Chapitre 9

« Seraphina », murmurai-je, ma voix à peine audible.

Elle ne se retourna pas. « S'il te plaît... pars. »

Ces mots me frappèrent plus durement qu'une lame. Je me sentis vide, vidé, comme si elle avait plongé sa main dans ma poitrine pour en arracher le dernier morceau d'espoir qui s'y accrochait encore.

Je ne discutai pas.
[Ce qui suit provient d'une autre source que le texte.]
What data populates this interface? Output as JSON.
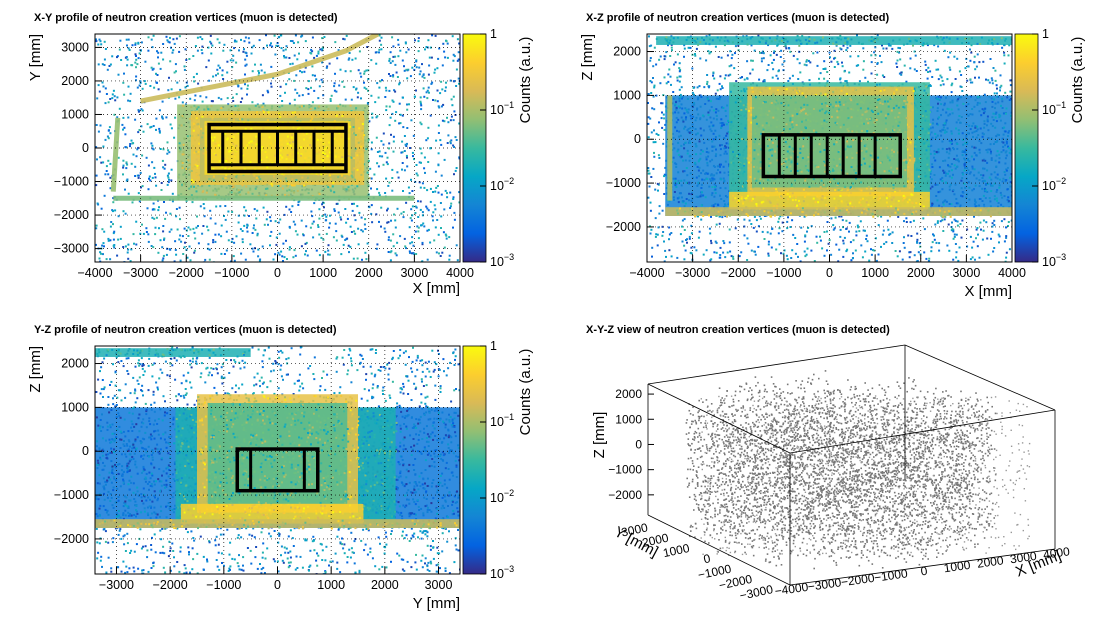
{
  "colorbar": {
    "label": "Counts (a.u.)",
    "ticks": [
      {
        "base": "1",
        "exp": ""
      },
      {
        "base": "10",
        "exp": "−1"
      },
      {
        "base": "10",
        "exp": "−2"
      },
      {
        "base": "10",
        "exp": "−3"
      }
    ],
    "stops": [
      "#352a87",
      "#0363e1",
      "#1485d4",
      "#06a7c6",
      "#38b99e",
      "#92bf73",
      "#d9ba56",
      "#fcce2e",
      "#f9fb0e"
    ]
  },
  "chart_data": [
    {
      "type": "heatmap",
      "title": "X-Y profile of neutron creation vertices (muon is detected)",
      "xlabel": "X [mm]",
      "ylabel": "Y [mm]",
      "xlim": [
        -4000,
        4000
      ],
      "ylim": [
        -3400,
        3400
      ],
      "xticks": [
        -4000,
        -3000,
        -2000,
        -1000,
        0,
        1000,
        2000,
        3000,
        4000
      ],
      "yticks": [
        -3000,
        -2000,
        -1000,
        0,
        1000,
        2000,
        3000
      ],
      "z_scale": "log",
      "zlim": [
        0.001,
        1
      ],
      "grid": true,
      "regions": [
        {
          "x": [
            -2200,
            2000
          ],
          "y": [
            -1500,
            1300
          ],
          "level": 0.08
        },
        {
          "x": [
            -1900,
            1900
          ],
          "y": [
            -1100,
            1100
          ],
          "level": 0.3
        },
        {
          "x": [
            -1700,
            1700
          ],
          "y": [
            -1000,
            900
          ],
          "level": 0.12
        },
        {
          "x": [
            -1600,
            1600
          ],
          "y": [
            -800,
            800
          ],
          "level": 0.55
        }
      ],
      "bands": [
        {
          "points": [
            [
              -3000,
              1400
            ],
            [
              -1500,
              1800
            ],
            [
              0,
              2200
            ],
            [
              1500,
              2900
            ],
            [
              2200,
              3400
            ]
          ],
          "level": 0.15
        },
        {
          "points": [
            [
              -3600,
              -1300
            ],
            [
              -3500,
              900
            ]
          ],
          "level": 0.08
        },
        {
          "points": [
            [
              -3600,
              -1500
            ],
            [
              3000,
              -1500
            ]
          ],
          "level": 0.06
        }
      ],
      "outline": {
        "x": [
          -1500,
          1500
        ],
        "y": [
          -700,
          700
        ],
        "inner_x": [
          -1500,
          1500
        ],
        "inner_y": [
          -500,
          500
        ],
        "dividers_x": [
          -1200,
          -800,
          -400,
          0,
          400,
          800,
          1200
        ]
      }
    },
    {
      "type": "heatmap",
      "title": "X-Z profile of neutron creation vertices (muon is detected)",
      "xlabel": "X [mm]",
      "ylabel": "Z [mm]",
      "xlim": [
        -4000,
        4000
      ],
      "ylim": [
        -2800,
        2400
      ],
      "xticks": [
        -4000,
        -3000,
        -2000,
        -1000,
        0,
        1000,
        2000,
        3000,
        4000
      ],
      "yticks": [
        -2000,
        -1000,
        0,
        1000,
        2000
      ],
      "z_scale": "log",
      "zlim": [
        0.001,
        1
      ],
      "grid": true,
      "regions": [
        {
          "x": [
            -3600,
            4000
          ],
          "y": [
            -1750,
            1000
          ],
          "level": 0.005
        },
        {
          "x": [
            -3800,
            4000
          ],
          "y": [
            2150,
            2350
          ],
          "level": 0.02
        },
        {
          "x": [
            -2200,
            2200
          ],
          "y": [
            -1550,
            1300
          ],
          "level": 0.03
        },
        {
          "x": [
            -1800,
            1850
          ],
          "y": [
            -1300,
            1200
          ],
          "level": 0.25
        },
        {
          "x": [
            -1700,
            1700
          ],
          "y": [
            -1100,
            1000
          ],
          "level": 0.05
        },
        {
          "x": [
            -2200,
            2200
          ],
          "y": [
            -1600,
            -1200
          ],
          "level": 0.45
        },
        {
          "x": [
            -3600,
            4000
          ],
          "y": [
            -1750,
            -1550
          ],
          "level": 0.15
        }
      ],
      "bands": [
        {
          "points": [
            [
              -3500,
              -1400
            ],
            [
              -3500,
              1000
            ]
          ],
          "level": 0.1
        }
      ],
      "outline": {
        "x": [
          -1450,
          1550
        ],
        "y": [
          -850,
          100
        ],
        "inner_x": [
          -1450,
          1550
        ],
        "inner_y": [
          -850,
          100
        ],
        "dividers_x": [
          -1100,
          -750,
          -400,
          -50,
          300,
          650,
          1000
        ]
      }
    },
    {
      "type": "heatmap",
      "title": "Y-Z profile of neutron creation vertices (muon is detected)",
      "xlabel": "Y [mm]",
      "ylabel": "Z [mm]",
      "xlim": [
        -3400,
        3400
      ],
      "ylim": [
        -2800,
        2400
      ],
      "xticks": [
        -3000,
        -2000,
        -1000,
        0,
        1000,
        2000,
        3000
      ],
      "yticks": [
        -2000,
        -1000,
        0,
        1000,
        2000
      ],
      "z_scale": "log",
      "zlim": [
        0.001,
        1
      ],
      "grid": true,
      "regions": [
        {
          "x": [
            -3400,
            3400
          ],
          "y": [
            -1750,
            1000
          ],
          "level": 0.004
        },
        {
          "x": [
            -3400,
            -500
          ],
          "y": [
            2150,
            2350
          ],
          "level": 0.02
        },
        {
          "x": [
            -1900,
            2200
          ],
          "y": [
            -1650,
            1000
          ],
          "level": 0.02
        },
        {
          "x": [
            -1500,
            1500
          ],
          "y": [
            -1400,
            1300
          ],
          "level": 0.25
        },
        {
          "x": [
            -1300,
            1300
          ],
          "y": [
            -1200,
            1100
          ],
          "level": 0.04
        },
        {
          "x": [
            -1800,
            1600
          ],
          "y": [
            -1650,
            -1200
          ],
          "level": 0.45
        },
        {
          "x": [
            -3400,
            3400
          ],
          "y": [
            -1750,
            -1550
          ],
          "level": 0.15
        }
      ],
      "bands": [],
      "outline": {
        "x": [
          -750,
          750
        ],
        "y": [
          -900,
          50
        ],
        "inner_x": [
          -750,
          750
        ],
        "inner_y": [
          -900,
          50
        ],
        "dividers_x": [
          -500,
          500
        ]
      }
    },
    {
      "type": "scatter",
      "title": "X-Y-Z view of neutron creation vertices (muon is detected)",
      "xlabel": "X [mm]",
      "ylabel": "Y [mm]",
      "zlabel": "Z [mm]",
      "xlim": [
        -4000,
        4000
      ],
      "ylim": [
        -3400,
        3400
      ],
      "zlim": [
        -2800,
        2400
      ],
      "xticks": [
        -4000,
        -3000,
        -2000,
        -1000,
        0,
        1000,
        2000,
        3000,
        4000
      ],
      "yticks": [
        -3000,
        -2000,
        -1000,
        0,
        1000,
        2000,
        3000
      ],
      "zticks": [
        -2000,
        -1000,
        0,
        1000,
        2000
      ],
      "point_color": "#777777"
    }
  ]
}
Je ne pouvais pas. À la place, je me tournai et suivis les gardes en silence, mes pas résonnant dans le couloir voûté comme le glas d'une cloche funèbre. La lumière matinale filtrait à travers les vitraux, projetant des motifs éclatés sur le sol de marbre froid. Les ombres s'étiraient derrière nous, comme si le palais lui-même pressentait ce qui allait arriver.

Chaque garde que nous croisions offrait un hochement de tête respectueux, mais même leur stoïcisme habituel semblait tendu. Comme s'ils attendaient eux aussi quelque chose... de plus sombre.

Au bout du couloir, les portes dorées de la salle du trône étaient fermées, imposantes comme les portes d'un ancien tombeau. Deux gardes s'avancèrent en synchronisation, saisissant les lourdes poignées. Dans un grincement de métal et de bois, les portes s'ouvrirent.

La salle était vide.

Pas de nobles. Pas de murmures. Seulement le silence.

J'hésitai.

Le tapis de velours s'étendait sur le sol brillant comme une traînée de sang, se terminant aux pieds des deux trônes sur le dais. Mon père était assis sur le plus grand—le roi Malachar, majestueux et imposant dans ses robes de minuit. La reine Ravenna, ma mère, était assise à sa gauche, ses yeux noirs scintillant comme des éclats d'obsidienne. Le sourire sur ses lèvres était léger... et indéchiffrable.

« La cour a été renvoyée », annonça le roi, sa voix résonnant dans la salle comme le tonnerre. « Nous avons des affaires privées à discuter. »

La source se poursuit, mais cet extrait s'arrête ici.